La pirogue fut tirée du tronc d’arbre avec le plus grand soin ; Hurry la plaça sur son épaule, et tous deux retournèrent vers le rivage, ne faisant qu’un pas à la fois, de peur de trébucher en descendant la montagne. La distance n’était pas grande, mais la descente était difficile, et quand ils arrivèrent près du rivage, Deerslayer fut obligé d’aller les joindre pour les aider à faire passer la pirogue à travers les buissons. Avec son aide cette tâche fut accomplie heureusement, et la seconde pirogue flotta bientôt sur le lac à côté de la première. Tous trois tournèrent alors leurs regards vers la forêt et la montagne, s’attendant à voir des ennemis sortir de l’une ou descendre l’autre ; mais rien n’interrompit le silence, et ils partirent en prenant les mêmes précautions qu’en arrivant.

Hutter s’avança alors vers le centre du lac, traînant après lui la seconde pirogue à la remorque ; mais quand il fut à une certaine distance du rivage, il en détacha l’amarre, sachant que le léger vent du sud qui continuait, la conduirait à la dérive du côté du château, où il se proposait de la reprendre à son retour. Le vieux Tom fit alors gouverner vers la même pointe sur laquelle Hurry avait attenté sans succès à la vie d’un daim. Comme la distance de cette pointe au Susquehannah était à peine d’un mille, et qu’ils entraient en quelque sorte en pays ennemi, il fallait plus de circonspection que jamais. Ils atteignirent pourtant l’extrémité de la pointe, et abordèrent en sûreté sur le rivage sablonneux dont il a déjà été parlé. Là, il n’y avait point à monter, les montagnes se montrant dans les ténèbres à un bon quart de mille de distance à l’ouest, laissant une marge de terrain plat entre elles et le rivage. La pointe elle-même, quoique longue, n’offrait que quelques inégalités de sol, et jusqu’à une certaine distance n’avait que quelques toises de largeur. De même que la première fois, Hurry et Hutter quittèrent seuls la pirogue, et la laissèrent sous la garde de leur compagnon.

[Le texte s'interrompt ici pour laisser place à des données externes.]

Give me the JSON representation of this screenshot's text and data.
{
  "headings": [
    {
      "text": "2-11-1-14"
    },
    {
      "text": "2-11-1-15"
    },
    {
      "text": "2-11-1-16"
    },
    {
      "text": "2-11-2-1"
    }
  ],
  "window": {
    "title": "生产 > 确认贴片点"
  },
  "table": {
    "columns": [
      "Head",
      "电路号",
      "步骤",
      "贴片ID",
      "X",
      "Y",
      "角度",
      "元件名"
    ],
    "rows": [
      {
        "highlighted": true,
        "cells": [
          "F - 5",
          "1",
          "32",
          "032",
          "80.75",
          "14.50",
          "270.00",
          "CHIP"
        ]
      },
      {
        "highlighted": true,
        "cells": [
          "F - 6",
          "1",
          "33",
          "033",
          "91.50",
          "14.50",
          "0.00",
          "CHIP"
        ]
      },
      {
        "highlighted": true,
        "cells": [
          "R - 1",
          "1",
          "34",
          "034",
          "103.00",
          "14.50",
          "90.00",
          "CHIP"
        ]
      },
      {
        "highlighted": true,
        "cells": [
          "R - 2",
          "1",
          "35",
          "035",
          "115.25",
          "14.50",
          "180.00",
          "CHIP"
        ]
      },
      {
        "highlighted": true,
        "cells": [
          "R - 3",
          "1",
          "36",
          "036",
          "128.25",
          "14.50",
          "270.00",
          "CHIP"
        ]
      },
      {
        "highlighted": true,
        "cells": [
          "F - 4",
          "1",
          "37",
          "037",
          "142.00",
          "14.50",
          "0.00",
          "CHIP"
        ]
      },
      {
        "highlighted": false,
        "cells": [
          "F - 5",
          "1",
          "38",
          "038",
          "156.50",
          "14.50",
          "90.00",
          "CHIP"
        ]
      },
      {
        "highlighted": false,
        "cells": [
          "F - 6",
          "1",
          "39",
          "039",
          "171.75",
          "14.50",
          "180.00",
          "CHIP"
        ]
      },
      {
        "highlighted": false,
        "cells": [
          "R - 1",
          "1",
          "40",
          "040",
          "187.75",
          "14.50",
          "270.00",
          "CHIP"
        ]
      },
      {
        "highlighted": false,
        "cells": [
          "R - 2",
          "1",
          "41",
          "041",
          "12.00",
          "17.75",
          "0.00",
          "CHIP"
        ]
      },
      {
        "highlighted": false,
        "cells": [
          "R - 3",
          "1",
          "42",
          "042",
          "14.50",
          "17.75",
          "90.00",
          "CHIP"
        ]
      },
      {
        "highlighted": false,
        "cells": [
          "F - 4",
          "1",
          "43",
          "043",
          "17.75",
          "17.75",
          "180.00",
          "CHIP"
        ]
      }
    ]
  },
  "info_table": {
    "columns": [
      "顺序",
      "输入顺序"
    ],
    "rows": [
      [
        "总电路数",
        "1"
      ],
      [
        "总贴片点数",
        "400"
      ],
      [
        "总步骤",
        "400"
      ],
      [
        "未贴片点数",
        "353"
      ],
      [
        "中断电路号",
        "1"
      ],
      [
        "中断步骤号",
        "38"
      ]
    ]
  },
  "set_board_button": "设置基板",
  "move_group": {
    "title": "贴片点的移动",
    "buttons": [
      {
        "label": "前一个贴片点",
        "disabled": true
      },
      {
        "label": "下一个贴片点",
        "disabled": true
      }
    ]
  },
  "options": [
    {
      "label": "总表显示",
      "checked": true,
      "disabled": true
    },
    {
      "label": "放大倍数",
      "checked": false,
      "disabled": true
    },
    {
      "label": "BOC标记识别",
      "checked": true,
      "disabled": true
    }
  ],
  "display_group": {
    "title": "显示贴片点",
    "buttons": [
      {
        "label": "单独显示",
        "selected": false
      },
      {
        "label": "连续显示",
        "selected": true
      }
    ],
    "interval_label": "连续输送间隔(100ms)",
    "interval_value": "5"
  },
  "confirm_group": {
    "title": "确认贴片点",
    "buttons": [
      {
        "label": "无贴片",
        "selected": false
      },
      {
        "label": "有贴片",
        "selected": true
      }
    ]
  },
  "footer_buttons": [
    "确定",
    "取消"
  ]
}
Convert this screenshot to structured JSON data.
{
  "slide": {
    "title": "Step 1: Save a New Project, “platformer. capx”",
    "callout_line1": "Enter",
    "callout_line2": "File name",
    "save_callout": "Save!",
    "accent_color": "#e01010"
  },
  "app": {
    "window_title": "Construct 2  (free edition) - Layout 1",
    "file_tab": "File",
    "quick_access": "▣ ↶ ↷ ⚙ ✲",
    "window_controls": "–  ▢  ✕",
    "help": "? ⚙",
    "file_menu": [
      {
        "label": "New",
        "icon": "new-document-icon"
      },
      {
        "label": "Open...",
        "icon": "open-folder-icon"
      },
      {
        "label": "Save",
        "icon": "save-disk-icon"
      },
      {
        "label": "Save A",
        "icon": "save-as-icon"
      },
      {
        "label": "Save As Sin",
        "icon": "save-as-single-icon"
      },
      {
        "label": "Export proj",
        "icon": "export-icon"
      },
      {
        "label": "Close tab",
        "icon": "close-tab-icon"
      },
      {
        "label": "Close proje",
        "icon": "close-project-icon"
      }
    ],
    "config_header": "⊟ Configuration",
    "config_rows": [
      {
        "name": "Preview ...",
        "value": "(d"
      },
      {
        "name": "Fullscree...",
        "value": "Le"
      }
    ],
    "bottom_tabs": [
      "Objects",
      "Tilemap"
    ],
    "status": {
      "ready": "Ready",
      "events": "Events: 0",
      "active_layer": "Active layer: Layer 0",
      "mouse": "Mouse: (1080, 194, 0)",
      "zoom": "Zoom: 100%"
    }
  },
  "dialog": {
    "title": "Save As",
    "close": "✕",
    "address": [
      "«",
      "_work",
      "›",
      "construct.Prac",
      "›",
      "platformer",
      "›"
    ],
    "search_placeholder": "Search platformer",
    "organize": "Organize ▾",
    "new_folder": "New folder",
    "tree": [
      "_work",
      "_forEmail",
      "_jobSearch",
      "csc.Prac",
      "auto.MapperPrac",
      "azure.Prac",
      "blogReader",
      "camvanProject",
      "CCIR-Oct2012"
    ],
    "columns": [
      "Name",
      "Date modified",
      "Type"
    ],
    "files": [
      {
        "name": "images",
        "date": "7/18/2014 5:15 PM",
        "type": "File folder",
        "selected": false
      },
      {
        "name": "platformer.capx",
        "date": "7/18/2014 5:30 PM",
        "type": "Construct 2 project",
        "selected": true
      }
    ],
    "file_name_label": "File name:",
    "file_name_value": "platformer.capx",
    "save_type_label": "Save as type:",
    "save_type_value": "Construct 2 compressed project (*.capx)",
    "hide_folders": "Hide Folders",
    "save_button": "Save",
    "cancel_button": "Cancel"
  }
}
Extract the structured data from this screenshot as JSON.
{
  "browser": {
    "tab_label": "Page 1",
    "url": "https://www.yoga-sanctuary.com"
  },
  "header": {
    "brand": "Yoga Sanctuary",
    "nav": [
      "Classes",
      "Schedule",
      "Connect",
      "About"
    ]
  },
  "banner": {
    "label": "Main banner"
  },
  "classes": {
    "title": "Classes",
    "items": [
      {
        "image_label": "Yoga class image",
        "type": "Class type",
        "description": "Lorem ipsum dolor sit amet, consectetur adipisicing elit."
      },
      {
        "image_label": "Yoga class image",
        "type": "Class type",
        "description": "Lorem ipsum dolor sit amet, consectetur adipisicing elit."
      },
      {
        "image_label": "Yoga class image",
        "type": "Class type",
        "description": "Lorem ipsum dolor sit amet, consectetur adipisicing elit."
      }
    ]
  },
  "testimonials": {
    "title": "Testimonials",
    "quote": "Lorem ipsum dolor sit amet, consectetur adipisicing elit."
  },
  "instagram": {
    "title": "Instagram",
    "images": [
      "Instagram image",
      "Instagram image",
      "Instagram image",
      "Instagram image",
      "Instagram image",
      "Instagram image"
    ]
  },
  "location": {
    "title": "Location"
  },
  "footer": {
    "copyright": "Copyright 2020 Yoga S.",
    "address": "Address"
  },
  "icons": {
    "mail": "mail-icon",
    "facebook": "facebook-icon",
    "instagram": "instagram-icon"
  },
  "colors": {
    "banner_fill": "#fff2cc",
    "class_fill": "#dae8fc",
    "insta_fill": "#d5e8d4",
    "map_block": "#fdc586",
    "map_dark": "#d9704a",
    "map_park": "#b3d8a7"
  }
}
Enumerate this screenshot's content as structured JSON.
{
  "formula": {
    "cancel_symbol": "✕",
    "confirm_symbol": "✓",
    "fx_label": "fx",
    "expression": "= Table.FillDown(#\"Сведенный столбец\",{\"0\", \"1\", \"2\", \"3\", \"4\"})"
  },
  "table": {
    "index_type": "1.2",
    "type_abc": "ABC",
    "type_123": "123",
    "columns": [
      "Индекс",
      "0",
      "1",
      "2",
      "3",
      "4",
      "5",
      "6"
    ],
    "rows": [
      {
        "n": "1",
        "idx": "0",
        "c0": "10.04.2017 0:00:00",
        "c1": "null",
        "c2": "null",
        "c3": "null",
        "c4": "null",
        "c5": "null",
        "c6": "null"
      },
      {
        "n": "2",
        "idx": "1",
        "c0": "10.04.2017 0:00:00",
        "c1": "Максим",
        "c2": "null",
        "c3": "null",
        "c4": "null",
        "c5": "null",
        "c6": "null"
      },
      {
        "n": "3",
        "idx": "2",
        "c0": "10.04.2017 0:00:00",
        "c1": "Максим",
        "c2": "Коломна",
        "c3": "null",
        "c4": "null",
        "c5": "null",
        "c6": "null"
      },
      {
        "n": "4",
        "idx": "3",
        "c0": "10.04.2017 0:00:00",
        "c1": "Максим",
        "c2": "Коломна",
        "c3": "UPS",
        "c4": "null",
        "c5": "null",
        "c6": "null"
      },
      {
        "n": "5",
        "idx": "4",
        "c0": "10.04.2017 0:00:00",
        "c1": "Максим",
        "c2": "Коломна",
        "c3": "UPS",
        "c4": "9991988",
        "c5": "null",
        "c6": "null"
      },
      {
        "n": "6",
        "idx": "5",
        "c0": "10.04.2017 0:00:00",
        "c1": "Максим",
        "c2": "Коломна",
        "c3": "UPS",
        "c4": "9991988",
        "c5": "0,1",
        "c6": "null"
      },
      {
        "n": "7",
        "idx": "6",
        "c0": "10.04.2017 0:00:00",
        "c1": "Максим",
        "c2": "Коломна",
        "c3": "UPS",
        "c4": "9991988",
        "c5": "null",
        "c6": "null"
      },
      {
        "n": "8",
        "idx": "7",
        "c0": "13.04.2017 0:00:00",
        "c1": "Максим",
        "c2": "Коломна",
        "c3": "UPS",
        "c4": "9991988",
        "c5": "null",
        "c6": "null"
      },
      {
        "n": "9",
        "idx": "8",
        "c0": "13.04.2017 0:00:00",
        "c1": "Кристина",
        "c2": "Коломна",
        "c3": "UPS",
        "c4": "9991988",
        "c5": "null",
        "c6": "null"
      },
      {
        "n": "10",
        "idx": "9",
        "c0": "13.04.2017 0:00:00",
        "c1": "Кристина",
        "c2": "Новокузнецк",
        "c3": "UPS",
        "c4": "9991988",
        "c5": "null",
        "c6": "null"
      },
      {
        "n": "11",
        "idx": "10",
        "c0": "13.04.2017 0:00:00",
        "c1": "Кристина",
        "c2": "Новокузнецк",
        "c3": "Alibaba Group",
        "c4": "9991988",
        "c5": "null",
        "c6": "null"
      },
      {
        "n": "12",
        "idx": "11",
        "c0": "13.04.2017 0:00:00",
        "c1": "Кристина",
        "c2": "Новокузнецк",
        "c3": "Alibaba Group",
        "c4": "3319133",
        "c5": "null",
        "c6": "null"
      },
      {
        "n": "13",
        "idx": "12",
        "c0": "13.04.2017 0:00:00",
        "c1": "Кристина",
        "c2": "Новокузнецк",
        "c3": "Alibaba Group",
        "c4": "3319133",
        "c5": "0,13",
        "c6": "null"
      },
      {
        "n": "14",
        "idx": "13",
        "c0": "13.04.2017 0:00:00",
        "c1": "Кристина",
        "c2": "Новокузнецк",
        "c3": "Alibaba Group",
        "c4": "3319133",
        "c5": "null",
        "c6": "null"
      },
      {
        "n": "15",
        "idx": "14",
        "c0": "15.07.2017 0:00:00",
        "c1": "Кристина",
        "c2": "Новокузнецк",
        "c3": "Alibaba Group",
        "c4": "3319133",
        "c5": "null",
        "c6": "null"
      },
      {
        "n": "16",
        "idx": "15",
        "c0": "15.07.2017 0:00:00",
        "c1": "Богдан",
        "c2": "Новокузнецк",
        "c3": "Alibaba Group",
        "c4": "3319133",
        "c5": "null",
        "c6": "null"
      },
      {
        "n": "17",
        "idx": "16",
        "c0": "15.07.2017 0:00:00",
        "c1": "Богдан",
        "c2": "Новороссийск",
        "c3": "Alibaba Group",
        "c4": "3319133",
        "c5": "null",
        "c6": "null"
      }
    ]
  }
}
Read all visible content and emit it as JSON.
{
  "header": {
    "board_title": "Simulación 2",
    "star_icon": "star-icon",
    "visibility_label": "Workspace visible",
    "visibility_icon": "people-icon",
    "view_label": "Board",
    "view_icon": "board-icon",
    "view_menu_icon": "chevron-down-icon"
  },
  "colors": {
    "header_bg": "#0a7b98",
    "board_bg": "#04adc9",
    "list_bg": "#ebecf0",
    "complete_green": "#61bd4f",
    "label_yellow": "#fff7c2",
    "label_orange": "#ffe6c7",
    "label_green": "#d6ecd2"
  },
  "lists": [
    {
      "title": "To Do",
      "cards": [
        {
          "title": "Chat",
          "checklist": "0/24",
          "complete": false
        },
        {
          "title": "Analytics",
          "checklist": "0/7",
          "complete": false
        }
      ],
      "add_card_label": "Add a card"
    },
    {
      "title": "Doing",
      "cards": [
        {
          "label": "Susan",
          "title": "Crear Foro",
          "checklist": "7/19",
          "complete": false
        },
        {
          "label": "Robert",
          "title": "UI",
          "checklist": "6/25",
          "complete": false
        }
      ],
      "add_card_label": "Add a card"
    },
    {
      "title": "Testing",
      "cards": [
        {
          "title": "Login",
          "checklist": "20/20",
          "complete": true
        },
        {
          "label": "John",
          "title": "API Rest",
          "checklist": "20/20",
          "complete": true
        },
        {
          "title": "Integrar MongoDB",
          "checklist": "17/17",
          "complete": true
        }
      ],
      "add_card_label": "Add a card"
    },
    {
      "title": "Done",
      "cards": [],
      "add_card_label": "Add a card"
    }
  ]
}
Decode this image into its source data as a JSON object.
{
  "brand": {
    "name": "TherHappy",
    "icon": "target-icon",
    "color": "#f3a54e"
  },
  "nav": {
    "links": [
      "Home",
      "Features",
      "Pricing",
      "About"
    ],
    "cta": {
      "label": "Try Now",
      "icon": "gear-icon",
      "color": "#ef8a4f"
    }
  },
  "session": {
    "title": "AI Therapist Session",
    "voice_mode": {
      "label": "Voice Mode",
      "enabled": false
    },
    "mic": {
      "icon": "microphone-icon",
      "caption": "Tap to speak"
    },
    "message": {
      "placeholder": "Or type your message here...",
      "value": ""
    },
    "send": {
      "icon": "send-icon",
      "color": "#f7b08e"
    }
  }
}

En cette occasion, l’arbre mort contenant la pirogue qu’ils venaient chercher, se trouvait à peu près à mi-chemin entre l’extrémité de la pointe et l’endroit où elle se rattachait au continent ; et sachant qu’il y avait de l’eau si près de lui sur la gauche, le vieux Tom conduisit son compagnon le long de la rive orientale avec quelque confiance, marchant hardiment, quoique avec circonspection. Il avait débarqué à l’extrémité de la pointe pour pouvoir jeter un coup d’œil dans la baie, et s’assurer que rien n’y annonçait aucun danger ; sans quoi il aurait amené sa pirogue en face de l’endroit où se trouvait l’arbre creux. Ils n’eurent aucune difficulté à trouver l’arbre creux, ni à en retirer la pirogue ; mais au lieu de la porter à l’endroit où ils avaient laissé Deerslayer, ils la mirent à l’eau à l’endroit le plus favorable ; Hurry prit les rames, la conduisit jusqu’à l’extrémité de la pointe, et Hutter le suivit le long du rivage. Comme ils avaient alors en leur possession toutes les pirogues du lac, leur confiance avait considérablement augmenté, et ils n’avaient plus la même impatience de s’éloigner du rivage, ni la même nécessité de prendre les plus grandes précautions. Leur position à l’extrémité de cette longue et étroite langue de terre leur inspirait encore plus de sécurité ; car elle ne permettait à un ennemi de s’approcher d’eux que d’un seul côté, et c’était en face et avec des circonstances qui, jointes à leur vigilance habituelle, rendaient presque impossible de ne pas le découvrir. Ils se réunirent tous trois sur le sable, et entrèrent en consultation.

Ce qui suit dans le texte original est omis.